Jeroen: Heb je een voorbeeld waarvan je zegt, “Als ik dat zie bij mijn bank of waar dan ook, daar put ik hoop uit, daar word ik enthousiast van”?

Hans: Vorige maand was ik in Spanje met Triodos Bank Spanje. Een bank doet natuurlijk niets anders dan mensen met goede ideeën hun ideeën laten verwezenlijken. Dus een bank doet zelf niets, maar we waren op weg, we waren bij een klant. Die hadden een gebouw met een woongemeenschap, maar dat gebouw was helemaal duurzaam gebouwd, helemaal circulair met alle voorwaarden waardoor de energiekosten laag waren en uiteindelijk de huur ook relatief laag was. Maar ook met gemeenschappelijke ruimtes en alle mensen die daarin woonden, die tekenden ook een soort van contract dat ze ook een sociale plicht hadden naar die anderen. Dus ze hadden echt alles wat je maar kan verzinnen qua duurzaamheid gecombineerd en ik vroeg, “Wat nu als er iemand weggaat, heb je dan geen probleem?” Dan zeiden ze, “Er is een wachtlijst van mensen die hier willen wonen.” Je kunt dus met een lagere ecologische voetafdruk op een sociale manier met een heleboel mensen samenwonen, wat ook nog eens goedkoper is. Het kan dus gewoon. Er was een heel verhaal over hoe lastig dat allemaal was met wetgeving en dat soort dingen, maar dit soort dingen moeten we gewoon veel vaker doen. Zo zijn er veel meer voorbeelden van ondernemers die dingen doen. Of als je bij jonge mensen bent, bij de jonge klimaatbeweging en je ziet de energie daar van jonge mensen die de wereld wil veranderen, dan denk ik, “Daar moeten we gebruik van maken. Dat moeten we een podium geven en daar veel meer mee doen.” Dus gelukkig zijn er genoeg plekken waarvan ik denk, “Daar gebeuren echt dingen.”

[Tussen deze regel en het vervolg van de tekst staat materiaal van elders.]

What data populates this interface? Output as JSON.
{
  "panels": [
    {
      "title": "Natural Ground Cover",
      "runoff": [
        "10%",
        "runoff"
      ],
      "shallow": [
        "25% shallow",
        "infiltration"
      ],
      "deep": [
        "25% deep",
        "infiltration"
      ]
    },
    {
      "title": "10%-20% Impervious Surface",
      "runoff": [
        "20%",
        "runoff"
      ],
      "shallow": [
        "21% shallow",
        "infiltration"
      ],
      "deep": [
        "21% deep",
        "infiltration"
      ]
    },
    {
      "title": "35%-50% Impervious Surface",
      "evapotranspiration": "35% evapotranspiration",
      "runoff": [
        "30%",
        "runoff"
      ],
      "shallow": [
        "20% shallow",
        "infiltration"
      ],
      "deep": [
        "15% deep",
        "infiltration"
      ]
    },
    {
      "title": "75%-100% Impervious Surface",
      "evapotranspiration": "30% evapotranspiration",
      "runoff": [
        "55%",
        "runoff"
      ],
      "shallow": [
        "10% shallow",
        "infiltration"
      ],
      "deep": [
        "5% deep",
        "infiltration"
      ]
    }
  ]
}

Jeroen: Dat is ook jouw belangrijkste bron van energie om positief te blijven?

Hans: Ja, om hoop te hebben.

Jeroen: Dat is nog wel een groter verschil.

Hans: Ja.

Jeroen: Waar hoop is, is leven, maar het moet uiteindelijk ook wel leiden tot echte verandering. Jij hebt het vaak indirect of direct over structuren die niet kloppen. Dat zei je net ook al een beetje, “Start your agent” debat, maar er zijn vaak goede intenties waar structuur niet goed is. We kunnen daar makkelijk nog een paar uur over praten, maar als je één, twee of drie dingen mag kiezen en je kijkt naar de financiële sector – want de grootste groep van mijn luisteraars werkt in de financiële sector – wat zijn dan voor jou echt de kern structuurproblemen in die financiële sector?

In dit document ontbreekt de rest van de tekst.